This study addresses evidence borrowing bias and efficiency loss in multi-population clinical trials arising from the neglect of gradient similarity among populations. The authors propose a sequential Bayesian evidence borrowing framework that leverages the clinical proximity ordering of populations, incorporating a path-dependent robust mixture prior and closed-form posterior weights to dynamically adjust the contribution of historical data. This approach enables transparent attenuation of heterogeneity and safe information transfer across populations. The framework further supports prospective evaluation of Bayesian Type I error rate and power at both study and program levels. Simulation studies demonstrate that, compared to full pooling, the method substantially improves control of false positives while retaining considerable efficiency gains over independent analyses. The approach is successfully validated using data from adult, adolescent, and pediatric populations in the START trial.

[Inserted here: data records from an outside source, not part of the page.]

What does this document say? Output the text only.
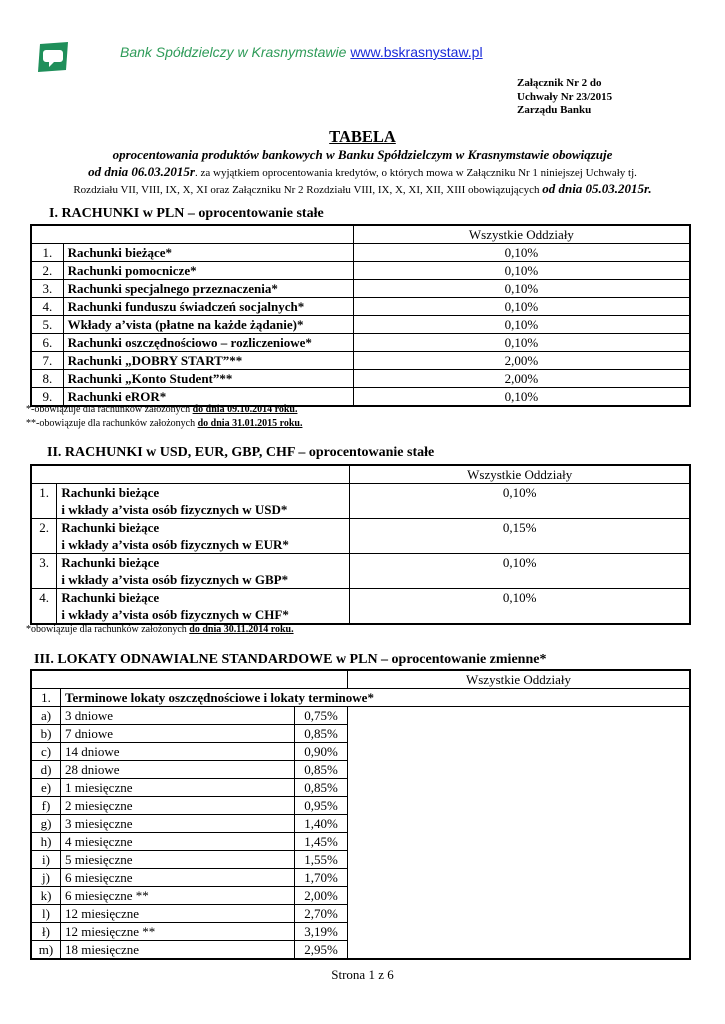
Bank Spółdzielczy w Krasnymstawie www.bskrasnystaw.pl
Załącznik Nr 2 do
Uchwały Nr 23/2015
Zarządu Banku
TABELA
oprocentowania produktów bankowych w Banku Spółdzielczym w Krasnymstawie obowiązuje
od dnia 06.03.2015r. za wyjątkiem oprocentowania kredytów, o których mowa w Załączniku Nr 1 niniejszej Uchwały tj.
Rozdziału VII, VIII, IX, X, XI oraz Załączniku Nr 2 Rozdziału VIII, IX, X, XI, XII, XIII obowiązujących od dnia 05.03.2015r.
I. RACHUNKI w PLN – oprocentowanie stałe
		Wszystkie Oddziały
1.	Rachunki bieżące*	0,10%
2.	Rachunki pomocnicze*	0,10%
3.	Rachunki specjalnego przeznaczenia*	0,10%
4.	Rachunki funduszu świadczeń socjalnych*	0,10%
5.	Wkłady a’vista (płatne na każde żądanie)*	0,10%
6.	Rachunki oszczędnościowo – rozliczeniowe*	0,10%
7.	Rachunki „DOBRY START”**	2,00%
8.	Rachunki „Konto Student”**	2,00%
9.	Rachunki eROR*	0,10%
*-obowiązuje dla rachunków założonych do dnia 09.10.2014 roku.
**-obowiązuje dla rachunków założonych do dnia 31.01.2015 roku.
II. RACHUNKI w USD, EUR, GBP, CHF – oprocentowanie stałe
		Wszystkie Oddziały
1.	Rachunki bieżące
i wkłady a’vista osób fizycznych w USD*	0,10%
2.	Rachunki bieżące
i wkłady a’vista osób fizycznych w EUR*	0,15%
3.	Rachunki bieżące
i wkłady a’vista osób fizycznych w GBP*	0,10%
4.	Rachunki bieżące
i wkłady a’vista osób fizycznych w CHF*	0,10%
*obowiązuje dla rachunków założonych do dnia 30.11.2014 roku.
III. LOKATY ODNAWIALNE STANDARDOWE w PLN – oprocentowanie zmienne*
			Wszystkie Oddziały
1.	Terminowe lokaty oszczędnościowe i lokaty terminowe*		
a)	3 dniowe	0,75%	
b)	7 dniowe	0,85%	
c)	14 dniowe	0,90%	
d)	28 dniowe	0,85%	
e)	1 miesięczne	0,85%	
f)	2 miesięczne	0,95%	
g)	3 miesięczne	1,40%	
h)	4 miesięczne	1,45%	
i)	5 miesięczne	1,55%	
j)	6 miesięczne	1,70%	
k)	6 miesięczne **	2,00%	
l)	12 miesięczne	2,70%	
ł)	12 miesięczne **	3,19%	
m)	18 miesięczne	2,95%	
Strona 1 z 6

We introduce Robust Bayesian Sequential Borrowing (RBSB), a framework for extrapolating evidence across adjacent subgroups in multi-population clinical programmes where studies are conducted in sequence and populations are ordered by clinical proximity. Conventional approaches weight all historical sources uniformly or exclude distant populations entirely, failing to reflect the natural gradient of similarity in such programmes. RBSB encodes the programme order through path-dependent borrowing via robust mixture priors that combine an informative component with a unit-information component to guard against prior-data conflict. Posterior weights, derived in closed form from marginal likelihood ratios, provide transparent dynamic attenuation when heterogeneity arises between sequential populations. The framework supports prospective evaluation of Bayesian Type I error, power, and extends naturally to assurance at both the study and programme level. Simulation studies demonstrate superior false-positive control relative to full pooling, while preserving substantial efficiency gains over standalone analyses. A case study of the START trial illustrates the approach across adult, adolescent, and paediatric populations. RBSB offers a practical, regulator-aligned method for disciplined evidence borrowing that exploits temporal and biological proximity while preventing implausible extrapolation across distant populations.